As promised, here’s the next instalment of what I’ve learned living on less.
If you haven’t yet read the prequels this may make very little sense to you. Go read them first. I’ll wait.
The power of habit
While doing this challenge I re-read one of my all-time favourite books, The Power of Habit. The timing couldn’t have been better reminding myself how habits work really helped me get through the first two weeks especially.
Part of the reason living on less than $2 was so hard for the first few days was that so many of my habits were working against me.
I’m sure you can empathise – just imagine these scenarios and see if they’re at all familiar:
- Every morning after my ride… I crave a coffee.
- Having friends over for a BBQ… I crave a beer.
- After 40km on the bike or at 3pm in the office… I crave a snack.
Using the ideas covered in ‘The Power of Habit’ I was thrilled to find ways of replacing the routine part of the habit loop that were within my budget.
For these three habits I managed to use about 1-2 tea cheap tea bags per day to replace both coffee and beer (iced tea!). Making a large thermos or jug helped my sanity enormously for only a couple of cents of ingredients. For snacking I introduced peanut button on white bread – not the healthiest but I would be in serious calorie deficit without substituting my snacking with something half-decent.
Fortunately I was already equipped better than some people to take on this challenge because of the habits I already formed prior to starting it.
I’m already a very frugal guy, I do a lot of mental maths and love my spreadsheets as well as things like packing my lunches, cooking in bulk, traveling by bike and drinking less alcohol.

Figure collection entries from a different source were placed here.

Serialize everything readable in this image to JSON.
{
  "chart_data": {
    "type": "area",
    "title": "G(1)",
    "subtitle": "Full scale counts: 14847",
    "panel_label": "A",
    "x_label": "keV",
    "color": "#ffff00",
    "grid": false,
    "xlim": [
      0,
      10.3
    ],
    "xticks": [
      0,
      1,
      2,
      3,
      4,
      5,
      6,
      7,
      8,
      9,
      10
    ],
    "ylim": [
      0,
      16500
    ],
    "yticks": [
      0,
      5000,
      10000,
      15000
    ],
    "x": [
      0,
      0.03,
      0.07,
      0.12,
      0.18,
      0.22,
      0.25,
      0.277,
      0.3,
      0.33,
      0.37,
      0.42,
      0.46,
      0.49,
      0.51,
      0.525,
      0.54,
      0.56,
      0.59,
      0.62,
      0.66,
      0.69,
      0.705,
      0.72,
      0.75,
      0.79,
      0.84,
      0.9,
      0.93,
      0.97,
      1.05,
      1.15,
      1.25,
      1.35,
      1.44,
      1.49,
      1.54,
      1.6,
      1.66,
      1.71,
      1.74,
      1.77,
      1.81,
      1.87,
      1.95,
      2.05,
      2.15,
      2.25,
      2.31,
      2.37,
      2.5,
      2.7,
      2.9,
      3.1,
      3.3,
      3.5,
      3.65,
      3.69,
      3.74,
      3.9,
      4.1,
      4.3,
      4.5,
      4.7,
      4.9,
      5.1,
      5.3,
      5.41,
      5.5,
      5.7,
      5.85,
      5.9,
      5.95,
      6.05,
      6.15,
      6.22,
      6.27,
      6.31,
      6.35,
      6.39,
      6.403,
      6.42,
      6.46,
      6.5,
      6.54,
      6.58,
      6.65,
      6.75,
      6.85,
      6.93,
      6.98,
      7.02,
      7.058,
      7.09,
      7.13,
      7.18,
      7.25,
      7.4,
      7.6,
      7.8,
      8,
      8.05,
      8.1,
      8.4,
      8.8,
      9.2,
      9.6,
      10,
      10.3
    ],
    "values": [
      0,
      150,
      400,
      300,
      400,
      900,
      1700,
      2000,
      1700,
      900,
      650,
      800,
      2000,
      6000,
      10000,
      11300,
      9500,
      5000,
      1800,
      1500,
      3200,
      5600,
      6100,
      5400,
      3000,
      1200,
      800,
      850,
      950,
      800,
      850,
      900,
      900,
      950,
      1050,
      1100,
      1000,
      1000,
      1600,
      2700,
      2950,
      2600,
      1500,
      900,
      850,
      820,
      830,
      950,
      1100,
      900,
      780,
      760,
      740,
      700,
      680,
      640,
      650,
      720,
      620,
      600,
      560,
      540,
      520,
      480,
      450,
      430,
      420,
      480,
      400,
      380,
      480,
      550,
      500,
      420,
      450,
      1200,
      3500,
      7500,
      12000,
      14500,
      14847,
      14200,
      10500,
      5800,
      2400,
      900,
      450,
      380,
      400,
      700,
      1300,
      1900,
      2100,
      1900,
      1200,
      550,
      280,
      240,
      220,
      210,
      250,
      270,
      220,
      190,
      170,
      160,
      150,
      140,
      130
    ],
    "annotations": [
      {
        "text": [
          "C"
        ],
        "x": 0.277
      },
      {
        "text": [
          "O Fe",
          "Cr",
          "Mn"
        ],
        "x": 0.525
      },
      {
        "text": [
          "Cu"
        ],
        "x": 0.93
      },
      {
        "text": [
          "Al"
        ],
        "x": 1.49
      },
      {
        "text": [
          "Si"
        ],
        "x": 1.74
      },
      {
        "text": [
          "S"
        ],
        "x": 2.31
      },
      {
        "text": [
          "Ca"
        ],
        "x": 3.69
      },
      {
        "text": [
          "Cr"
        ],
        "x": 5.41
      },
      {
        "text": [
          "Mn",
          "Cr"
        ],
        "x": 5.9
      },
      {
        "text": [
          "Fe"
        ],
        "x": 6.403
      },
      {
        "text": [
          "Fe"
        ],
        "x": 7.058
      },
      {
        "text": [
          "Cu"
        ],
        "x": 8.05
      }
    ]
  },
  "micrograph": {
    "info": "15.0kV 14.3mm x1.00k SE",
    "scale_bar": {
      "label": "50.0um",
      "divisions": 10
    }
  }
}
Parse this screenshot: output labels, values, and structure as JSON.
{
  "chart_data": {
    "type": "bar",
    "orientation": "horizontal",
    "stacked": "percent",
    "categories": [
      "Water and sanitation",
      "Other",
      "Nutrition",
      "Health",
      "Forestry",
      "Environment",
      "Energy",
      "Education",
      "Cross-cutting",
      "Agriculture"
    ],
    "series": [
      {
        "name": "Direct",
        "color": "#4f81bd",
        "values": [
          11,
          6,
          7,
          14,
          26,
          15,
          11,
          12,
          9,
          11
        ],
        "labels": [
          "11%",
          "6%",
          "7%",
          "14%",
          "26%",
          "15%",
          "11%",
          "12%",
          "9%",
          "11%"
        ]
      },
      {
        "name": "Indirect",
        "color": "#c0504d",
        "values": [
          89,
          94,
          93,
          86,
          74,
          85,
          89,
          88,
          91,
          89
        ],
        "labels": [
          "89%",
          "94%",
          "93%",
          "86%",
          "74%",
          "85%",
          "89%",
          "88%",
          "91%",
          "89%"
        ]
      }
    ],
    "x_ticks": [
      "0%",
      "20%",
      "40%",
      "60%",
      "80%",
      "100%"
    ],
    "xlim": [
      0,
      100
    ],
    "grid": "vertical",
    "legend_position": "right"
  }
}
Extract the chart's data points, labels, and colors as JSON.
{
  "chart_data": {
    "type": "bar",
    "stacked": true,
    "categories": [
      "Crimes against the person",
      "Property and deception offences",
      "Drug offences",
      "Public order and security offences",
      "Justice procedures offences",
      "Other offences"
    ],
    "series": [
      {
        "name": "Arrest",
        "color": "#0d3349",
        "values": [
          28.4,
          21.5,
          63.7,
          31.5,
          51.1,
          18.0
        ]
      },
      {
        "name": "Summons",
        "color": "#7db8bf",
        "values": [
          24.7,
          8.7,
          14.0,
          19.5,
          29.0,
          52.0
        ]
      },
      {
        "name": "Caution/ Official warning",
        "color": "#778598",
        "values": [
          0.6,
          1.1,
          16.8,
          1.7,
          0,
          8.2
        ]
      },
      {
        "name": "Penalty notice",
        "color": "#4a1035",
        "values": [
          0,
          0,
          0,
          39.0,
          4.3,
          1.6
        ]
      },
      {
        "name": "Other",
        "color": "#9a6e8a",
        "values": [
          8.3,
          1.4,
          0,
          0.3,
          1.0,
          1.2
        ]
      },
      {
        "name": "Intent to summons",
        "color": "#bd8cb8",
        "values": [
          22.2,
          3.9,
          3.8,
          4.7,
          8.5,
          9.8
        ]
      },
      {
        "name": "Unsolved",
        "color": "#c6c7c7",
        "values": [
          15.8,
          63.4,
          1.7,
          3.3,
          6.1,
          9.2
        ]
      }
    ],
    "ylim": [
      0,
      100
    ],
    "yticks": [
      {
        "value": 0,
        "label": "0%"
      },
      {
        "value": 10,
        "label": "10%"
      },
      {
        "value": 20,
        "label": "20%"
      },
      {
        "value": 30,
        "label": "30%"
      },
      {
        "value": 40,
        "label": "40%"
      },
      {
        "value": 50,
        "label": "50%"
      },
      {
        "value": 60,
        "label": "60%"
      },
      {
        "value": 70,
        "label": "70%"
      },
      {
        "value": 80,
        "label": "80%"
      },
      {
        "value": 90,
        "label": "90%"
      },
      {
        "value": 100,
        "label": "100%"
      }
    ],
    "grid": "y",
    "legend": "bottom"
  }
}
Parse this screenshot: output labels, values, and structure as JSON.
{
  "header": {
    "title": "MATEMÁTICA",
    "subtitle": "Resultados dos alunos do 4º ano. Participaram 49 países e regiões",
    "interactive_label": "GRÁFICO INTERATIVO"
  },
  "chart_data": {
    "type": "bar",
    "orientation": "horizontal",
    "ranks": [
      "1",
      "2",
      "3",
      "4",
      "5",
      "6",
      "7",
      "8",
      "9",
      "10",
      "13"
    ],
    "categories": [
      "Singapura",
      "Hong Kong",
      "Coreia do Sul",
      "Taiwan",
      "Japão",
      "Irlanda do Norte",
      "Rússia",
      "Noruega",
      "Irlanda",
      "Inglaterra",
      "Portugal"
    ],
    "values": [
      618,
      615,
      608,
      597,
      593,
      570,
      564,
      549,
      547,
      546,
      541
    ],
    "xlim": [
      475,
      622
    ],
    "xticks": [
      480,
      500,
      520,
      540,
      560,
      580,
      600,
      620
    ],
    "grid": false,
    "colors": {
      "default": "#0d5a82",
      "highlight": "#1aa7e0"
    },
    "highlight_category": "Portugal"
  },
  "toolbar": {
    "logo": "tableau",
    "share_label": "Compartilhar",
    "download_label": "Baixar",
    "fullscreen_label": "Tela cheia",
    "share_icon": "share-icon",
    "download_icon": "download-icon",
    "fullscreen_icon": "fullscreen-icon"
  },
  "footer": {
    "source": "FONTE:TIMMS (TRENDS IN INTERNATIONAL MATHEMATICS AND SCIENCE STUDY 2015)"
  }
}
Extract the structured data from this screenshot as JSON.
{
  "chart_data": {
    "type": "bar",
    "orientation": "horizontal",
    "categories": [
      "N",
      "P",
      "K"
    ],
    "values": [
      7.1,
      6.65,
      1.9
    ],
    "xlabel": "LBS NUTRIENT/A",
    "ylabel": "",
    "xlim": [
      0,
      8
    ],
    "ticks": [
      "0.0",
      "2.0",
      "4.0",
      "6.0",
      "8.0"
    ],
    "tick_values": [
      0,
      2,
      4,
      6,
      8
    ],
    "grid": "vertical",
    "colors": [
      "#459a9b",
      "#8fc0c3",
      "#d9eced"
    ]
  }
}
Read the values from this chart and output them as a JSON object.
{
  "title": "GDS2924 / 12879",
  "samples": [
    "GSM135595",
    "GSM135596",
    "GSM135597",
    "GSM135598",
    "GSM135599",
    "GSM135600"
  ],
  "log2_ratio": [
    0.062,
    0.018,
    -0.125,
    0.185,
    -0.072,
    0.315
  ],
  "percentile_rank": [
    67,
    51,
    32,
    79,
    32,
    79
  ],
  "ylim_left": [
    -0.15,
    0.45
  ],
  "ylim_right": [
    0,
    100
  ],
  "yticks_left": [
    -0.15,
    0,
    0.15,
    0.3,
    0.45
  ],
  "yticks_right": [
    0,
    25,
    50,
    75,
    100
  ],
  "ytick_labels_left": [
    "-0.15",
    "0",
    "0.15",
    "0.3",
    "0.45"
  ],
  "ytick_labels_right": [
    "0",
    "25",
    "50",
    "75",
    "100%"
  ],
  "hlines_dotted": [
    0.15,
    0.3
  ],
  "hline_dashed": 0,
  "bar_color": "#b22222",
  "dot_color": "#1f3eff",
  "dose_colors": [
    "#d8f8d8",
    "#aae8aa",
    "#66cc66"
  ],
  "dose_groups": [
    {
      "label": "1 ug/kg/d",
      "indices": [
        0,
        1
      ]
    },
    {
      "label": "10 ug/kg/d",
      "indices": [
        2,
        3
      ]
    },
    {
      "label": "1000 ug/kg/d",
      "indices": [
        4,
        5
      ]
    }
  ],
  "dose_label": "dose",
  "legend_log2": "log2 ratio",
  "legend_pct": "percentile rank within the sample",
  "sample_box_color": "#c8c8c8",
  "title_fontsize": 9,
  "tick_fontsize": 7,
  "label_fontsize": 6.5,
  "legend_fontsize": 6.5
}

I also have a daily practice of gratitude, journaling and mindfulness that helped me keep my brain in the right place for this (reminding myself daily what I am doing, why I am doing it and what actions I need to take).
Restricting my spend would have been much harder had I not found ways replace various routines in the habit loop with sufficient replacements and started with a few helpful habits already.
What about you?
Do you have any stories of habits you’ve changed – or any ones you’re struggling with?